Deviations from Ideal Behavior

Learning Objective 3.6.A Explain the relationship among the non-ideal behaviors of gases, interparticle forces, and/or volumes.

Quick Notes

The ideal gas law assumes gas particles have no volume and experience no intermolecular forces.
Real gases deviate from this behavior, especially at low temperatures and high pressures.

At low temperatures: particles move slower, and intermolecular attractions become more significant.
At high pressures: gas particles are closer together, so their own volume affects total volume.

These deviations explain why real gases may not obey PV = nRT perfectly under all conditions.

Full Notes

The ideal gas law (PV = nRT) provides a useful model for gas behavior (see Ideal Gas Law), but it is based on assumptions that do not always hold true for real gases. Under certain conditions, gases exhibit non-ideal behavior due to intermolecular forces and particle volume.

Why Gases Deviate from Ideal Behavior

The two main causes of deviation are:

Interparticle (intermolecular) attractions
Finite volume of gas particles

These effects are especially noticeable under non-ideal conditions of very low temperature and very high pressure.

Effect of Intermolecular Forces

At low temperatures, gas particles move more slowly. This gives intermolecular forces (such as London dispersion forces or dipole-dipole interactions) more opportunity to pull particles together. The particles don't have enough kinetic energy to overcome the strength of attraction that exists between them.

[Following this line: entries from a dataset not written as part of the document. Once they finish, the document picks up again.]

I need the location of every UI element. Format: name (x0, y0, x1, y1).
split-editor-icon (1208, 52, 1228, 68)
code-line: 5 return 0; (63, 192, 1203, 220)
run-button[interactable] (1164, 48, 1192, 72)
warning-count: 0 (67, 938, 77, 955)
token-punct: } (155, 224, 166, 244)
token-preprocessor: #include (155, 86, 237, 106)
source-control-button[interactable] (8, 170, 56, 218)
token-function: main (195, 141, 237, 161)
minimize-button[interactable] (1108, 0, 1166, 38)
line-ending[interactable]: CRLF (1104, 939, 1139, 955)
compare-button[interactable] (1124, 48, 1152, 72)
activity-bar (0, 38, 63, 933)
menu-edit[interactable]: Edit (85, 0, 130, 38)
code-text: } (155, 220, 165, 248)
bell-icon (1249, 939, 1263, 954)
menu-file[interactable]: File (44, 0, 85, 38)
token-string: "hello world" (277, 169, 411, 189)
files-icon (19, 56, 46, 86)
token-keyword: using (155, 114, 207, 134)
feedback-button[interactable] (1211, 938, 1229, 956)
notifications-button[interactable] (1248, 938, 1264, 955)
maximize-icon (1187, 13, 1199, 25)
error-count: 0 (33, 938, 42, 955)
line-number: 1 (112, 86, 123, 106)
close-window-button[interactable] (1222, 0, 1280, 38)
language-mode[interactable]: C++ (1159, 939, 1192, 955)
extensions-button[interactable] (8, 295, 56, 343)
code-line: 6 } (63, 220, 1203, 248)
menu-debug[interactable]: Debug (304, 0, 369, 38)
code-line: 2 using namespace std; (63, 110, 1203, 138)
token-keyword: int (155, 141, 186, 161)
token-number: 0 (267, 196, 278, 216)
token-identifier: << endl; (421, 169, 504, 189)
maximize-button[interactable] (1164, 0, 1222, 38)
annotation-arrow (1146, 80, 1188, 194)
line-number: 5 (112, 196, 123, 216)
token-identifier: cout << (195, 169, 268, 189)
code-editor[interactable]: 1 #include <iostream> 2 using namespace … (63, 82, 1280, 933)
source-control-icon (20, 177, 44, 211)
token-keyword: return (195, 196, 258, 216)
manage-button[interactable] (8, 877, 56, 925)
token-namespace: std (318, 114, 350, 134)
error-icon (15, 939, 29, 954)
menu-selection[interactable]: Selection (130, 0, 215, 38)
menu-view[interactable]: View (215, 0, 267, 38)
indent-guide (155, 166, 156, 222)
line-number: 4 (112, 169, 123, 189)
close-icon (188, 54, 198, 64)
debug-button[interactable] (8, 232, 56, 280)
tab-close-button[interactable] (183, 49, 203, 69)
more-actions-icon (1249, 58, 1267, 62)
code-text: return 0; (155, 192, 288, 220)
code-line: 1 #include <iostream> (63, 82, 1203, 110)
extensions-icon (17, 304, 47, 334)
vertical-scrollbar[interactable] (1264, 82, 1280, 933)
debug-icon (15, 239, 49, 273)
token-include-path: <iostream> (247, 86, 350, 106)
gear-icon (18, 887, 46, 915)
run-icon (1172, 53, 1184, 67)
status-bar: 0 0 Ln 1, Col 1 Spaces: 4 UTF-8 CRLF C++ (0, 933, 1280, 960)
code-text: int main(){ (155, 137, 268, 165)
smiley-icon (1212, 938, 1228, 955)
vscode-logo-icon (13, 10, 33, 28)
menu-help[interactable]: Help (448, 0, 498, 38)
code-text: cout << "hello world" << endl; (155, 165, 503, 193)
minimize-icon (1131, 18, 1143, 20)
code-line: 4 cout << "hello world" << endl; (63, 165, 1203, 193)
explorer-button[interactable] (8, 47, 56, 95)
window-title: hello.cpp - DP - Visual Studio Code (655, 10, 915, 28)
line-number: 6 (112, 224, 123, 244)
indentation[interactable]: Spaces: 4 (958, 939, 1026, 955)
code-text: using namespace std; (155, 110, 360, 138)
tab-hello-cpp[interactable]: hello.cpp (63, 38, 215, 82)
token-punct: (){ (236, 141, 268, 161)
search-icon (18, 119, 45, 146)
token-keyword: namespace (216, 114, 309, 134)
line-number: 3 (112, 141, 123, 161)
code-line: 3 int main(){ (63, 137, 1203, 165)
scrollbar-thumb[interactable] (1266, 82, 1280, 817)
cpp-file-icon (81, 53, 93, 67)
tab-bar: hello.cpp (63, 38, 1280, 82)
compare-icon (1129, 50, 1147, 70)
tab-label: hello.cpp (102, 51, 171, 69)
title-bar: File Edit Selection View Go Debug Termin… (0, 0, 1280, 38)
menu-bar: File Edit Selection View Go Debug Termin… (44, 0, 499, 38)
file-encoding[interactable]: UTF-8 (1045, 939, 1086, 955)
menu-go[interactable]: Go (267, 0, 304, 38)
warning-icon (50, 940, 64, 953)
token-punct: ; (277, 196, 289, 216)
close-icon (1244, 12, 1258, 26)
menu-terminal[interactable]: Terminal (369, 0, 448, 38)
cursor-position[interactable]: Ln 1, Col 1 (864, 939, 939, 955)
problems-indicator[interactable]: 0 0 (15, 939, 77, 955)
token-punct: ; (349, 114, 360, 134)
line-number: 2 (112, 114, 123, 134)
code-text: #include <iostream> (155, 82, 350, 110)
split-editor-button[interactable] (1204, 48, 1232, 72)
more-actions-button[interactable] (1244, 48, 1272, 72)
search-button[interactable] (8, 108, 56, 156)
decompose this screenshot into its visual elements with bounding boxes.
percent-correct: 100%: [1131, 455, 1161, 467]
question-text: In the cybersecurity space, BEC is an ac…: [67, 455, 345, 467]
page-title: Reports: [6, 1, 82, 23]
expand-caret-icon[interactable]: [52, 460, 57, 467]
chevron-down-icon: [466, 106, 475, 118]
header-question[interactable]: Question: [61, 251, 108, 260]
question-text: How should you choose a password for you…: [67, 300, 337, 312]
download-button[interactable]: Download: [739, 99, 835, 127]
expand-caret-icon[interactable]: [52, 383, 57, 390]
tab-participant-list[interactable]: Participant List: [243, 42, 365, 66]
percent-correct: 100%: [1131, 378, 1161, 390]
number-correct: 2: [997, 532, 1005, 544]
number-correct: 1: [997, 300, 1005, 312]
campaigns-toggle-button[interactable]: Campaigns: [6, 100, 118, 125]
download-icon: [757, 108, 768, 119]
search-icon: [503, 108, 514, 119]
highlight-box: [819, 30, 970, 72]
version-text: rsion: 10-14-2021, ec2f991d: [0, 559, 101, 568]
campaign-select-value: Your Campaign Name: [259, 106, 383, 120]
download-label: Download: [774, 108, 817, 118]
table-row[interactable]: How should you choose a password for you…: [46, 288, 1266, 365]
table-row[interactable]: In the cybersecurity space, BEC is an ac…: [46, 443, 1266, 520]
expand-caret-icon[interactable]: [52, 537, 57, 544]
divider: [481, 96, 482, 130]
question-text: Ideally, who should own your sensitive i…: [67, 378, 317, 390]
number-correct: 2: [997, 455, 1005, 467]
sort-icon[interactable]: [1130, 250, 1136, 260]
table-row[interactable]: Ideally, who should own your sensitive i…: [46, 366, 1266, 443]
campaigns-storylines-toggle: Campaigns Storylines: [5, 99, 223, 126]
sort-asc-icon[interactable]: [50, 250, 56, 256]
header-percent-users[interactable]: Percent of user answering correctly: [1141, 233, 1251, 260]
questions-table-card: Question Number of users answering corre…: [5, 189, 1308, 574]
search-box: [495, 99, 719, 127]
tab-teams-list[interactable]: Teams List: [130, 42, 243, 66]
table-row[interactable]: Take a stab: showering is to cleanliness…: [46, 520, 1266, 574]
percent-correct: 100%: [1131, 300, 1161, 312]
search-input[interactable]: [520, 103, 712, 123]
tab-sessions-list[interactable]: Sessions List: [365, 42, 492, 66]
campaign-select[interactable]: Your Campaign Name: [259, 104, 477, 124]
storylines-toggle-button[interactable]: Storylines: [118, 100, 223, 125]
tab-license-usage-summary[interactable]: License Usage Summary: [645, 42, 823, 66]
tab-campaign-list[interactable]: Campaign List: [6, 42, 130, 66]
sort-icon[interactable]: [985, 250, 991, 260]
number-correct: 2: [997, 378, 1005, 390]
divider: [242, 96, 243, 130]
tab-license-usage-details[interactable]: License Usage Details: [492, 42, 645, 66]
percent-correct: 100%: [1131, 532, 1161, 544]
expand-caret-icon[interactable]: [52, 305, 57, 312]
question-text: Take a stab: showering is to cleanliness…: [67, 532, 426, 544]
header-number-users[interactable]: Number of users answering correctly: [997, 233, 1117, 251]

AP Chemistry diagram showing how lower temperature increases the significance of intermolecular forces, causing gas particles to be drawn together more strongly.

Result:
Gas particles are attracted to one another, so they collide with container walls less frequently and with less force.
This causes the observed pressure to be lower than predicted by the ideal gas law.

Effect of Particle Volume

The ideal gas law assumes that gas particles have no volume, but real particles occupy space.

AP Chemistry diagram showing how higher pressure makes the finite volume of gas particles significant, reducing available space and affecting measured volume.

At high pressures, particles are pushed closer together, and their actual size becomes significant compared to the volume of the container.

Result:
The space available for particle movement is less than expected.
This causes the observed volume to be greater than predicted by the ideal gas law.

Summary of Deviations

Ideal gases behave according to PV = nRT under most moderate conditions.
Real gases follow this model less accurately when particles are close together or moving slowly.
Gases behave more ideally at:
- High temperature (faster movement reduces attractions)
- Low pressure (particles are farther apart)
Some real gases (like He or H₂) behave nearly ideally over a wide range. Others (like NH₃ or CO₂) deviate more strongly due to stronger intermolecular forces or larger molecular size.

Matt’s exam tip

If you see a question about gases condensing or approaching liquefaction, think about intermolecular attractions. If pressure is very high, think about particle volume. These are clues that the gas might not follow ideal behavior.

Summary

The ideal gas law works well under many conditions, but real gases deviate due to:
- Intermolecular attractions, which reduce pressure at low temperatures.
- Particle volume, which reduces available space at high pressures.
Understanding when and why these deviations occur helps explain why gases condense and why PV = nRT is sometimes only an approximation.